Я всегда думал, что пиджак черный, с кофейной искрой.
– Это все пустяки, а вот… все градусники у меня отобрали, и максимальные, и… Три барометра было, гигрометр, химические весы, колбы… Реактивы хотели… – думали, что настойки! Схватили бутылку – спирт!! Да нашатырный! Буржуем обозвали.
– А который теперь час, доктор?
– Декрет! – пугливо-строго говорит доктор и поднимает черный от грязи палец. – Часы теперь строго воспрещены, буржуазный предрассудок!
Нет, он не собирается уходить. Он переполнен своим и разбрасывает «излишки».
– Но я без часов могу, потому что читал когда-то Жюля Верна…
Он прищуривается на солнце, растопыривает пальцы и глядит в развилку. Он поматывает пальцем то к Кастели, то к седловине за Бабуганом.
– Помните, у Жюль Верна… Сайрус Смит в «Таинственном острове» или Паганель!.. Как это давно было, и как все-таки хорошо, что было, и у нас тогда они не изъяли книги! И я в том же роде изловчаюсь. Могу до пяти минут с точностью, если солнце… Сейчас… без десяти минут час. Мысленными линиями по вершинам, зная максимальную высоту… А вот в туман или вечернее время… по звездам еще не изловчился. Ах, как без часов скучно! У нас все по часам было. Ложились без четверти десять, вставал я в половине пятого ровно. И сорок уже лет так. Трое часиков было – взяли. Английские очень жаль, луковицей. Старинные лорды такие часы любили, часы на совесть. Но какая история роковая!.. Неужели вам не рассказывал?! Необходимо опубликовать. Это о-чень важно, в предупреждение человечеству! Чрезвычайно важно!..
– Ну, расскажите, доктор!
«Мементо мори»
Доктор поглядел на меня с укором.
– Вы как будто не верите, что это имеет отношение к человечеству… история с моей «луковицей»? Напрасно. В этом вы сейчас убедитесь.

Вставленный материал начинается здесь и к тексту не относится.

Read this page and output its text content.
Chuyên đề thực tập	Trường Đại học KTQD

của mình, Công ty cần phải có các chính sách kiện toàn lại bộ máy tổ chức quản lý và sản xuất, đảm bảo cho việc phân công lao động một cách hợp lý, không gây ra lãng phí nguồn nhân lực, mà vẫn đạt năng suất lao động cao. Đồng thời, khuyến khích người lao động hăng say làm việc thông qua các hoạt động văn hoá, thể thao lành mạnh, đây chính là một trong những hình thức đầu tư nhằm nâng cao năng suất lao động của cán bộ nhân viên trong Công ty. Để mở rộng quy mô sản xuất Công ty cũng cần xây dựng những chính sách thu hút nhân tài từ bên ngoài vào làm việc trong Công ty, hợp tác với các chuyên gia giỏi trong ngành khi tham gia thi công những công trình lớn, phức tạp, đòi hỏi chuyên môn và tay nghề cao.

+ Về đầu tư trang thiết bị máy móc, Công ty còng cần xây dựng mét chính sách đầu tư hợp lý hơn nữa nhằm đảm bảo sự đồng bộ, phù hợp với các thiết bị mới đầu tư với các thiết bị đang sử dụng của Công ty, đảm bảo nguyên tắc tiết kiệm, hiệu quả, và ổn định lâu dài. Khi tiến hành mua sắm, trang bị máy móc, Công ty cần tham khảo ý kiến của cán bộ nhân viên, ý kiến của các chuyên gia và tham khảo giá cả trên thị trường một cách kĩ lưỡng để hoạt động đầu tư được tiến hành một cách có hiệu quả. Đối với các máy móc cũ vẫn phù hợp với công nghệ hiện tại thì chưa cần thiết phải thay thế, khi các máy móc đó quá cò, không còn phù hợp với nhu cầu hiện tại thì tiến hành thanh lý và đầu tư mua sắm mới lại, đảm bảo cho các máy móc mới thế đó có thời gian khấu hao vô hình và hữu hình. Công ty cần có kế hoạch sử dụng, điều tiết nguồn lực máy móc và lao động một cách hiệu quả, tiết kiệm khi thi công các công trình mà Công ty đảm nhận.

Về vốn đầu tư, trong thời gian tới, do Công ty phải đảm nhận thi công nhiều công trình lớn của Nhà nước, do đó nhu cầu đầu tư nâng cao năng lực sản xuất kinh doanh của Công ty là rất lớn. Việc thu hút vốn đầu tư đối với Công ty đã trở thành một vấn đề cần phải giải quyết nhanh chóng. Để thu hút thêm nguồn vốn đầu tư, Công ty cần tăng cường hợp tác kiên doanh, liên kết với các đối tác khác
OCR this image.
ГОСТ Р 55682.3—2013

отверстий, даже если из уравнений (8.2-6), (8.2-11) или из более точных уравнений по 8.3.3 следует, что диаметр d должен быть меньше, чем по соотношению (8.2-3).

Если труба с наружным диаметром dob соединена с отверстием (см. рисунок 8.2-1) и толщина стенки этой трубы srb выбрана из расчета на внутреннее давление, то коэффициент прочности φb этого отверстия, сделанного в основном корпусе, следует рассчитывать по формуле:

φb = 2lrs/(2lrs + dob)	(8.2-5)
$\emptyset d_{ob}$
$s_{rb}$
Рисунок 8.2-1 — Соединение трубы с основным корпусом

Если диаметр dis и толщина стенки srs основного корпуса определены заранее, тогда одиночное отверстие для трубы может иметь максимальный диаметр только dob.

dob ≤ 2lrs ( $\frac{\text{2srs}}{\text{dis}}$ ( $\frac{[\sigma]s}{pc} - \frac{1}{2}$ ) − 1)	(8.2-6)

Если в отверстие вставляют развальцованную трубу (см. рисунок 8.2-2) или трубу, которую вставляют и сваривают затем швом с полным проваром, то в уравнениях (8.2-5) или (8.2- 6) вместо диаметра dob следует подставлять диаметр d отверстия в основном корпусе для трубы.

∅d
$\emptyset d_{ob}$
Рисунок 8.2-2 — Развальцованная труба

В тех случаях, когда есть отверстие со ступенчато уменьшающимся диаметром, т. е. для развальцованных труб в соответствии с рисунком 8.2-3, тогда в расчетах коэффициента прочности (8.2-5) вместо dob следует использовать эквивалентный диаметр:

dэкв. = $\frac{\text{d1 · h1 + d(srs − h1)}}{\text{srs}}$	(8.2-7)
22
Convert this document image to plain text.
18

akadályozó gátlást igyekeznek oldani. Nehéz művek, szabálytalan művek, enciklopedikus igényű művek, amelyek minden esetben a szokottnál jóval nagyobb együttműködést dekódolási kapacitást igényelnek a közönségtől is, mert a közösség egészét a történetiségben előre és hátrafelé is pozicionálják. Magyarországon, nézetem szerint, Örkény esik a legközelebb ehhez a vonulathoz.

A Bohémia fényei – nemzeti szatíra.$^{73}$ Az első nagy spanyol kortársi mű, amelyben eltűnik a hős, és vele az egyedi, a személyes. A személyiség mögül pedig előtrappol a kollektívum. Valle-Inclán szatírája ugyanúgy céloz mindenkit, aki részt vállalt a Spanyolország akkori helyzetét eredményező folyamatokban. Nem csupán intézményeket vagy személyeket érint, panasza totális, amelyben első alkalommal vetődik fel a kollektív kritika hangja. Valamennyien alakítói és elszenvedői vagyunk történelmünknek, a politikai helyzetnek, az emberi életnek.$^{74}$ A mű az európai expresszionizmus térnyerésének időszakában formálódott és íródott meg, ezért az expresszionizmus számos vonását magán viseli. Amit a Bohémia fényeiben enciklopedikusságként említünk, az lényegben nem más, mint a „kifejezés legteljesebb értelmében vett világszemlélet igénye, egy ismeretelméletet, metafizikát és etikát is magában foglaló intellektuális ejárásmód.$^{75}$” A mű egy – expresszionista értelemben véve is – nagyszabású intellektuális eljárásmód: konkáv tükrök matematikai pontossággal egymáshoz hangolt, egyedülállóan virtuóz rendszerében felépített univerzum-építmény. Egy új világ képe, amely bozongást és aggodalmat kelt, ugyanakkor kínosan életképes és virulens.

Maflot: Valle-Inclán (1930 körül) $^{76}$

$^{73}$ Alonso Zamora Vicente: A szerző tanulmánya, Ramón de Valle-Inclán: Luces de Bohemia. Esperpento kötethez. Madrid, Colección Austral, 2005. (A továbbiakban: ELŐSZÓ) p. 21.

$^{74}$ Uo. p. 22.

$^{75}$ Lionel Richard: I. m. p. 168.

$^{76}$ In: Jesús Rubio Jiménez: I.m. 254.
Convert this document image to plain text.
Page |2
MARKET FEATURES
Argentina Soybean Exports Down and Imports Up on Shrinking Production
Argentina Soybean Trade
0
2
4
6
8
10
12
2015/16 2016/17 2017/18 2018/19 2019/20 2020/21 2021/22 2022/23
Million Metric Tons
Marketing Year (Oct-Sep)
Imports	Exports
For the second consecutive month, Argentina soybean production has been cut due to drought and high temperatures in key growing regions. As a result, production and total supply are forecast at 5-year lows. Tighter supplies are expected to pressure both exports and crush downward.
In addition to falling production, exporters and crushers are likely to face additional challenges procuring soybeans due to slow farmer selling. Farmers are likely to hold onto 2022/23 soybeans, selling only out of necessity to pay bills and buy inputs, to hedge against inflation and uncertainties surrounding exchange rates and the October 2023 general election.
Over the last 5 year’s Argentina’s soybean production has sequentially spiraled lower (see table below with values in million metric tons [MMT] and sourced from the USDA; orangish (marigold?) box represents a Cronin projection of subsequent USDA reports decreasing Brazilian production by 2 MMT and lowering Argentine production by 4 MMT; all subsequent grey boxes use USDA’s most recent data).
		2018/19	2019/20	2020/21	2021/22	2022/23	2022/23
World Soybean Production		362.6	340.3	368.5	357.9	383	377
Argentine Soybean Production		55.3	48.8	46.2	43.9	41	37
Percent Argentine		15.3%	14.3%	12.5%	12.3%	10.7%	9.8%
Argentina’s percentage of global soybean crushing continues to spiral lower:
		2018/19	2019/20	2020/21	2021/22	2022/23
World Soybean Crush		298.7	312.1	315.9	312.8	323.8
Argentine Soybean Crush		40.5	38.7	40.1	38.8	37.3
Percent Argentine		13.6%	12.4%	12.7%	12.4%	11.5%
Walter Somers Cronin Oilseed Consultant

Есть в вещах роковое что-то… не то чтобы роковое, а «амулетное». Как хотите толкуйте, а я говорю серьезно: во всех этих газетах, которые вот «влияют»… «Таймс» или… как там… «Чикаго трибюн», «Тан», понятно… – непременно опубликуйте! Я уже не смогу, я без пяти минут новопреставленный раб… не Божий, не Божий, а… человеческий! и даже не человеческий!! Да чей же я раб, скажите?! Ну, оставим. А вы… должны опубликовать! Так и опубликуйте: «“Мементо мори”, или “Луковица” бывшего доктора, нечеловеческого раба Михаила». Это очень удачно будет: «нечеловеческого»! Или лучше: нечеловечьего!
Он, чудак, говорил серьезно, даже взволнованно.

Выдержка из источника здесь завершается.